One of the biggest reasons for buying a 3D printer is for the convenient, custom manufacturing. If you can dream and design a concept, you can print it.

There are several CAD (3D design programs) that work for designing 3D printable models. These programs vary in levels of detail and difficulty, spanning from simple shape-building programs to intense design programs used by professional designers around the world.

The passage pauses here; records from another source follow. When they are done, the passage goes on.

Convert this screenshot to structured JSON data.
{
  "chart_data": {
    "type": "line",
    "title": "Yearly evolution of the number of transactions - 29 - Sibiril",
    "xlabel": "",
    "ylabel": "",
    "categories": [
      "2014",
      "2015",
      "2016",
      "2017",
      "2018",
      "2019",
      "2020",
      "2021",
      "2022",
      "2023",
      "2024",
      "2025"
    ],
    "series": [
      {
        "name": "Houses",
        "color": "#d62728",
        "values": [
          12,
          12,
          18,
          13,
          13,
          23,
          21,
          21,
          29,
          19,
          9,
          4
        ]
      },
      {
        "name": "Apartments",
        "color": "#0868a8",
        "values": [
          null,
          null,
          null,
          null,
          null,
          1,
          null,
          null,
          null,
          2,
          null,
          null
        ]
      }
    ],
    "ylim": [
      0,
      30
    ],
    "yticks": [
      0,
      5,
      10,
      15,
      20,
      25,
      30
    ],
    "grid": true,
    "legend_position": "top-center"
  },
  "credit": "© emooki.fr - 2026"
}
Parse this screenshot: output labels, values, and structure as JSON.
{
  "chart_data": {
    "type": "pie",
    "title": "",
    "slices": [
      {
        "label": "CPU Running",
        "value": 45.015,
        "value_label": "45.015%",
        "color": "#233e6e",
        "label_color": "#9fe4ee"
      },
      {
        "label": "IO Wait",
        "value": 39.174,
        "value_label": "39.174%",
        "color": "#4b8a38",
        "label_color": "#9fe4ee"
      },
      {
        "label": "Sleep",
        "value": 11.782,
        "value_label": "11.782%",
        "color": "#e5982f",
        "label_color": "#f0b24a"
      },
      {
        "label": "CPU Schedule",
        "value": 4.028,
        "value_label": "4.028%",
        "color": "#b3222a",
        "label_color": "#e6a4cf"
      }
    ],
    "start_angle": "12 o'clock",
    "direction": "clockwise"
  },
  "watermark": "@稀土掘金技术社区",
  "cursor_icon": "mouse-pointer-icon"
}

We’ve compiled a list of our favorite design programs, but you can find more program recommendations here. You can also read Shapeway’s guide to designing here.

TinkerCAD

There’s a reason we often mention TinkerCAD. It’s fun, colorful, kid-friendly, and easy to use. This web-based design program is free, too! If you’re completely green when it comes to 3D design, TinkerCAD is your best bet. Be sure to check out the tutorial designs provided through the site and the how-to guide we wrote specifically for MOD-t users!

CAD Programs
TinkerCAD offers awesome tutorials to help you sharpen your skills.

Sketchup

Sketchup is widely used in classrooms, offices, and art studios. The downloadable (and free!) program is great for 3D modeling of all types. From architectural renderings to 3D printable designs, the possibilities of Sketchup projects are endless. Because it’s a commonly used program, there are also an abundance of Sketchup tutorials available online. One thing to note: Sketchup designs are often hollow, unlike Tinkercad models which have a solid infill.

sketchup

OpenSCAD

OpenSCAD is an awesome tool for parents and educators who want to combine 3D design with coding. OpenSCAD allows you to create a 3D model by typing in code line by line. It might sound intimidating, but, like many of these programs, there are many online resources to help new designers out. Check out this OpenSCAD tutorial on the basics of designing.

openscad-screenshot

BlockCAD

BlockCAD is a downloadable CAD program that feels like a combination of building blocks, Minecraft, and OpenSCAD. It’s very simple and doesn’t allow for much manipulation, but the block-style of building is approachable and easy to use – perfect for younger designers! The program is free, but the creator asks that fans of BlockCAD voluntarily send him a postcard and a LEGO as a token of appreciation.

CAD

Advanced Programs

Once you’ve mastered some of these easier programs, you might want to test your design savvy and explore your imagination with a more advanced CAD program. We recommend Solidworks. This is the program professional designers use and learning to design on Solidworks is an incredibly useful skill. A less advanced, free alternative isBlender. Both Blender and Solidworks have plenty of online resources, too.